Un plus petit nombre – seulement 10% – a traversé les crises en s’appuyant plutôt sur ce qu’on appelle « l’intelligence contextuelle », au profit de toutes les parties prenantes d’une société, et non pas uniquement des actionnaires. Plutôt que de simplement réagir à une urgence (ou d’en tirer profit), ces dirigeants ont consciemment utilisé l’intuition, la logique et leurs émotions pour choisir la réponse appropriée. Au lieu de demander aux salariés anxieux de continuer simplement à faire leur travail, ils les ont aidés à élargir leur perspective. Ils les ont incités à utiliser leur ingéniosité, leur empathie et leur résilience pour contribuer au plus grand bien de la société et à co-créer un objectif plus noble pour l’organisation.
J’appelle ces individus éclairés des « leaders sages ». Ils représentent le meilleur modèle pour tous les leaders qui sont confrontés actuellement à la triple crise sanitaire, économique et écologique. Dotés d’un esprit entrepreneurial, d’un cœur social et d’une âme écologique, ils sont les mieux placés pour bâtir les entreprises agiles, inclusives et durables du 21e siècle. Le leader sage se reconnaît car il présente six caractéristiques clés. Il est capable de :
1- Changer de perspective en s’alignant avec une noble cause
Les dirigeants sages ont une perspective holistique, ils voient le monde comme un réseau de vie interdépendant et interconnecté. Ils s’efforcent de surmonter les divisions, de résoudre les polarités et les paradoxes avec la pensée intégrative (« à la fois… et » par opposition à « soit… soit »). Ils sont profondément alignés avec leur « étoile polaire », qui confère à leur vie un sens profond et un objectif qui transcende leur ego. Les dirigeants sages s’efforcent de changer et d’élargir la perspective de leurs employés et des parties prenantes, en expliquant comment la survie à long terme de l’entreprise dépend de l’utilisation de toutes ses ressources pour résoudre de manière créative des problèmes mondiaux tels que les inégalités sociales, le changement climatique et les urgences sanitaires.
Sous la direction du P-DG Joe Kaeser, le géant industriel Siemens est en train d’évoluer d’une entreprise business-to-business (B2B) à une entreprise « business-to-society » (B2S).
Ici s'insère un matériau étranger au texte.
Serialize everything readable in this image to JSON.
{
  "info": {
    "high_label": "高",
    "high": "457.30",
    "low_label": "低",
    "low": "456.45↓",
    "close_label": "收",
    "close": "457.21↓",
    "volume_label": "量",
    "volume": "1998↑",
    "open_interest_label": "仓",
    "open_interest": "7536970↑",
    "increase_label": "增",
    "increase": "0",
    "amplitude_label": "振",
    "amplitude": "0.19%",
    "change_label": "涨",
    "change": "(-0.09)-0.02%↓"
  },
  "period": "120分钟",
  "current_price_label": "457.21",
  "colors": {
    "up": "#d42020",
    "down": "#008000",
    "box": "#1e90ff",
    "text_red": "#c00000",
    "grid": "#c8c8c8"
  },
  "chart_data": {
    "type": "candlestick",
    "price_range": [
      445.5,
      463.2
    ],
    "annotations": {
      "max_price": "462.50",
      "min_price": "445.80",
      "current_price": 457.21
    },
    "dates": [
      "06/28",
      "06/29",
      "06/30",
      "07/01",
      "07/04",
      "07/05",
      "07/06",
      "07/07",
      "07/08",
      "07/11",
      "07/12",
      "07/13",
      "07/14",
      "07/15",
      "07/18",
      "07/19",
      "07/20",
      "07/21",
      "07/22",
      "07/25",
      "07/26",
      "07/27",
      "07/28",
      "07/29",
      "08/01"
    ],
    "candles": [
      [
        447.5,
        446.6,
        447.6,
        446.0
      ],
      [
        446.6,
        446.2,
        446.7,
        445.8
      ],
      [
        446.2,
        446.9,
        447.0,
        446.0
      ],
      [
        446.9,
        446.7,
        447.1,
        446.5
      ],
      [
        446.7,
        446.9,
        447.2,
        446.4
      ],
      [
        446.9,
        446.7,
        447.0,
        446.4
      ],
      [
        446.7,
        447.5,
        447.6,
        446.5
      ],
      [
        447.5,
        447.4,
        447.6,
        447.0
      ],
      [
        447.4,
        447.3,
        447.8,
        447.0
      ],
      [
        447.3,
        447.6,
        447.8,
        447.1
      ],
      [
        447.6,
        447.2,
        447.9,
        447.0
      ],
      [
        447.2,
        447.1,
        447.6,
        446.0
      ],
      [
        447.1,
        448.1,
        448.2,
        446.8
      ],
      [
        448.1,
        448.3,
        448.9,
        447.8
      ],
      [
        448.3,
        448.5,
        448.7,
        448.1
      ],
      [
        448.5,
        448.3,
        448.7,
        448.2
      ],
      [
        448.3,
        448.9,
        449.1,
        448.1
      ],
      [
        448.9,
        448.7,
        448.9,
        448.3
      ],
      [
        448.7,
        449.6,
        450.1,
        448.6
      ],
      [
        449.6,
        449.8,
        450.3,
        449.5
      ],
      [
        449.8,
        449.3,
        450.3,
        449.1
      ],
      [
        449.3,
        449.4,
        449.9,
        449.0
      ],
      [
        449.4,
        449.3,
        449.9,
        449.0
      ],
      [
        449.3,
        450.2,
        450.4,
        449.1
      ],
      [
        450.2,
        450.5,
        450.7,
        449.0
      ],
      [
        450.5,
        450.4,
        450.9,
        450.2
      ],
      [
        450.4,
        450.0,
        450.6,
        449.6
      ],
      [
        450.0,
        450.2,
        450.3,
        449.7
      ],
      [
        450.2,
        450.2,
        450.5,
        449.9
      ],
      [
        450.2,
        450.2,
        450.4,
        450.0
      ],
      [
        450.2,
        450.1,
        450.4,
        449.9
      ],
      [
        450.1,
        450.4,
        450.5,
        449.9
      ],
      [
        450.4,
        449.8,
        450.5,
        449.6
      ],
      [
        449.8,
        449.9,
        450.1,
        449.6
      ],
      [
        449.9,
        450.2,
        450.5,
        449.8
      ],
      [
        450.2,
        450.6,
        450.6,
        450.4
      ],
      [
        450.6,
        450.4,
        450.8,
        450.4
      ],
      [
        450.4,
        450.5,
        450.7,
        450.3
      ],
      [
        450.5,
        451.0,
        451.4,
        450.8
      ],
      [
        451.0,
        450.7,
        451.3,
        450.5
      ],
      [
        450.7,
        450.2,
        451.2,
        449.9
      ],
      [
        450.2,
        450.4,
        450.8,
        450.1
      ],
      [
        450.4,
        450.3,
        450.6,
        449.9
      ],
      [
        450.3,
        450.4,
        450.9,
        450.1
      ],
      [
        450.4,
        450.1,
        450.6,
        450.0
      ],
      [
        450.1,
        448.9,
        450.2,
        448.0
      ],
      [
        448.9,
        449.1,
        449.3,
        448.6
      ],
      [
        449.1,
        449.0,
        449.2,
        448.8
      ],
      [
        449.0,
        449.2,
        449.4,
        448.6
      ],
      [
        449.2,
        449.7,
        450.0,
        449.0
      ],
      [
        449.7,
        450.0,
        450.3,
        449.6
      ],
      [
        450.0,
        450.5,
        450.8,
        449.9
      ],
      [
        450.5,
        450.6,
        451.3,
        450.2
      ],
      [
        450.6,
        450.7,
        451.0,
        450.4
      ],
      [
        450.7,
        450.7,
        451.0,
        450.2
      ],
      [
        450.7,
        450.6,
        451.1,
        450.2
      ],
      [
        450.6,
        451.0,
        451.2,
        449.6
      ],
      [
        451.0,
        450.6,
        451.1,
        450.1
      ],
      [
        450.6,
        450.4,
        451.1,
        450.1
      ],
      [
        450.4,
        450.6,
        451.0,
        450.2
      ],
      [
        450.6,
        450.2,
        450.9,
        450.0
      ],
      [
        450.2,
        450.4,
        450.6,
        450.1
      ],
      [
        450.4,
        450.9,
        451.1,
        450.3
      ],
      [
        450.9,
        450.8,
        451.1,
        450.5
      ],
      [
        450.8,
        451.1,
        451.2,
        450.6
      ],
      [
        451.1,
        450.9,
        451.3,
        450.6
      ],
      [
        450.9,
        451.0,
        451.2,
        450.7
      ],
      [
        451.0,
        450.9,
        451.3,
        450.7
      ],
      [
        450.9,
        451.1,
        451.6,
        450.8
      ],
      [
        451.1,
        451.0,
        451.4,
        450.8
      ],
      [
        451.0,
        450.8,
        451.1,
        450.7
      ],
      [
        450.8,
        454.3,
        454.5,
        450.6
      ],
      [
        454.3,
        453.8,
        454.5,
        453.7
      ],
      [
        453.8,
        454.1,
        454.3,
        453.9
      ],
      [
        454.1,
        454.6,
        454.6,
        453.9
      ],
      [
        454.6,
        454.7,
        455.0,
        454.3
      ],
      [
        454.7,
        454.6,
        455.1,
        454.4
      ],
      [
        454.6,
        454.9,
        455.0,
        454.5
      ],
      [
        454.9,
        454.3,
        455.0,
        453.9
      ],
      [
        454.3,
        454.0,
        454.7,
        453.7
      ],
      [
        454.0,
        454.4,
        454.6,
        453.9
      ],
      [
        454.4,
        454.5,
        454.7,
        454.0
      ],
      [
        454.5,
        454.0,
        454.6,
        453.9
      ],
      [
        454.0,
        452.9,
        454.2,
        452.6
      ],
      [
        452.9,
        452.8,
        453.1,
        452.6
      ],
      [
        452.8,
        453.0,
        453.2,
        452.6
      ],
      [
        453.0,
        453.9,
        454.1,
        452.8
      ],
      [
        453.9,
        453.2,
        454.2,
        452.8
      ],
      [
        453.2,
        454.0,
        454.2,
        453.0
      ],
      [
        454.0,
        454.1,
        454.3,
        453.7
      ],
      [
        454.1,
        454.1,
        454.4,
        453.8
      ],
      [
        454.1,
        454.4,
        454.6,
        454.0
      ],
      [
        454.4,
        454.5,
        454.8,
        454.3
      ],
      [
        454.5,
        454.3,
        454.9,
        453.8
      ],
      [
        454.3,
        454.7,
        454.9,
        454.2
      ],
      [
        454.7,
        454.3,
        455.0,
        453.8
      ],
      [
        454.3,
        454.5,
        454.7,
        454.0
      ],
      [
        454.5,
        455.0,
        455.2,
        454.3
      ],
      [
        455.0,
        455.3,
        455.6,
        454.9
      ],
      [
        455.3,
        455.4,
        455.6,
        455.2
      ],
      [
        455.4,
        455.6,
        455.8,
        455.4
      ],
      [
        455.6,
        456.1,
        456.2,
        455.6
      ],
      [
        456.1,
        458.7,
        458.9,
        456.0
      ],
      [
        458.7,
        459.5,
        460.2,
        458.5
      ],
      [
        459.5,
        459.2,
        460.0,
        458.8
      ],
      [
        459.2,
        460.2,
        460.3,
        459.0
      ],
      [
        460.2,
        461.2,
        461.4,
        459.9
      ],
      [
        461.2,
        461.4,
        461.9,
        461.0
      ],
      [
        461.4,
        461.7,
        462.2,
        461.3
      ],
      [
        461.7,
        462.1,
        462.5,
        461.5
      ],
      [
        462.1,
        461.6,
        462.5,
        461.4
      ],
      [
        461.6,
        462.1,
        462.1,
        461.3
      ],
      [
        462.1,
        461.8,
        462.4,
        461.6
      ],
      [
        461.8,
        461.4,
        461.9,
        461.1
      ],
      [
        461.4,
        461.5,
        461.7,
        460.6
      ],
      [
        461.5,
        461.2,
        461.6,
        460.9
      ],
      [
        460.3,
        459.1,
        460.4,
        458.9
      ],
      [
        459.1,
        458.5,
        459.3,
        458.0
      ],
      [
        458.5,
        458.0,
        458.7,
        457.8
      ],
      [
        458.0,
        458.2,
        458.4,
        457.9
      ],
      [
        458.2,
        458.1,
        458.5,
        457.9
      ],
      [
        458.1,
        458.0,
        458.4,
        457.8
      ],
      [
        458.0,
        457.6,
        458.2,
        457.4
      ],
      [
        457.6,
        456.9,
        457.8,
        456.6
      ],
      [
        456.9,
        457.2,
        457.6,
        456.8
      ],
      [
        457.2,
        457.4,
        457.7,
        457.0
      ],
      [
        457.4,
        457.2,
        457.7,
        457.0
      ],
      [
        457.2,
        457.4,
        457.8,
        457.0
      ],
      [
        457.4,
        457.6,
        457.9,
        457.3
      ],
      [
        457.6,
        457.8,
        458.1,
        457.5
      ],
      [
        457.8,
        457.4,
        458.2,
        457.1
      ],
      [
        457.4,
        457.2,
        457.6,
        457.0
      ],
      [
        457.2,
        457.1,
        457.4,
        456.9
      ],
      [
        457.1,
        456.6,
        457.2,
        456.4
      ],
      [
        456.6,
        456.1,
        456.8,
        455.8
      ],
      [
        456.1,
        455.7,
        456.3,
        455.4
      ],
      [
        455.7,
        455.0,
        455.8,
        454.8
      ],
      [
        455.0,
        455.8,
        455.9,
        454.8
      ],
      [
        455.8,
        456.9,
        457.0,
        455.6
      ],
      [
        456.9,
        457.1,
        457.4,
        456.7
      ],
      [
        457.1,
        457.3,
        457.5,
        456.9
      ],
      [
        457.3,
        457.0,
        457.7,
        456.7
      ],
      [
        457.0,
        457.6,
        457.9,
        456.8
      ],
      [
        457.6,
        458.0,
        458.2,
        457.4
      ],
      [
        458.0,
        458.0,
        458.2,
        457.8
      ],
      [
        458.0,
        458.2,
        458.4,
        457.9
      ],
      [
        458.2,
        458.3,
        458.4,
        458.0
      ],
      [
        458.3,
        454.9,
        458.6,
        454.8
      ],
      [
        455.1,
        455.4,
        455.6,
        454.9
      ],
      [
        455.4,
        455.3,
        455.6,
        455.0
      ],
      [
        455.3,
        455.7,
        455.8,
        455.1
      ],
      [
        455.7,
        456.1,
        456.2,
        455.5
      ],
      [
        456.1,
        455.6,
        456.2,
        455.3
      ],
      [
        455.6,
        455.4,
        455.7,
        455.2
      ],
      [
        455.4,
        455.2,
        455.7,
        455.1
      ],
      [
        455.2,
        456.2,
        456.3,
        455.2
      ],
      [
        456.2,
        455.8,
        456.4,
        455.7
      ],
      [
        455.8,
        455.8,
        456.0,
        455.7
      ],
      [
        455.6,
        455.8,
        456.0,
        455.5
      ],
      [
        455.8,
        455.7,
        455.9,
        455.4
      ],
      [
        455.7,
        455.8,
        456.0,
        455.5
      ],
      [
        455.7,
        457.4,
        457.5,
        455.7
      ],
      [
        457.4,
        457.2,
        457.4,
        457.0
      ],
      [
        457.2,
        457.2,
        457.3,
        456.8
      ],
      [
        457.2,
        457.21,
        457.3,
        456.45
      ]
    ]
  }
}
En tant qu’entreprise B2S, Siemens s’appuie sur tous ses actifs, talents et partenariats pour créer un impact social positif dans chacun des 200 pays dans lesquels elle opère. Selon la P-DG de Siemens aux Etats-Unis, Barbara Humpton, cette culture B2S a permis aux 50 000 collaborateurs américains de transformer leur peur et leur impuissance initiales en énergie positive pour co-créer des solutions pour lutter contre le Covid-19. Début avril, alors que le confinement s’imposait progressivement à travers les Etats-Unis, Barbara Humpton leur a dit : « Ne vous concentrez pas sur vous-même et sur votre anxiété. Canaliser vos émotions pour résoudre les besoins locaux dans vos villes. Etudions notre portefeuille d’actifs et de compétences et utilisons-les pour aider les autres. » Répondant à cet appel, des dizaines d’ingénieurs de diverses villes américaines ont utilisé l’imprimante 3D de Siemens qu’ils avaient chez eux pour fabriquer des centaines de masques faciaux, qu’ils ont distribués aux hôpitaux locaux. Et l’entreprise s’est associée à Medtronic, un leader mondial en technologies médicales, pour créer le « jumeau numérique » d’un respirateur et l’a rendu disponible en open source sur Internet afin que n’importe qui dans le monde puisse l’utiliser pour fabriquer ses propres respirateurs, et aider ainsi les patients du Covid-19.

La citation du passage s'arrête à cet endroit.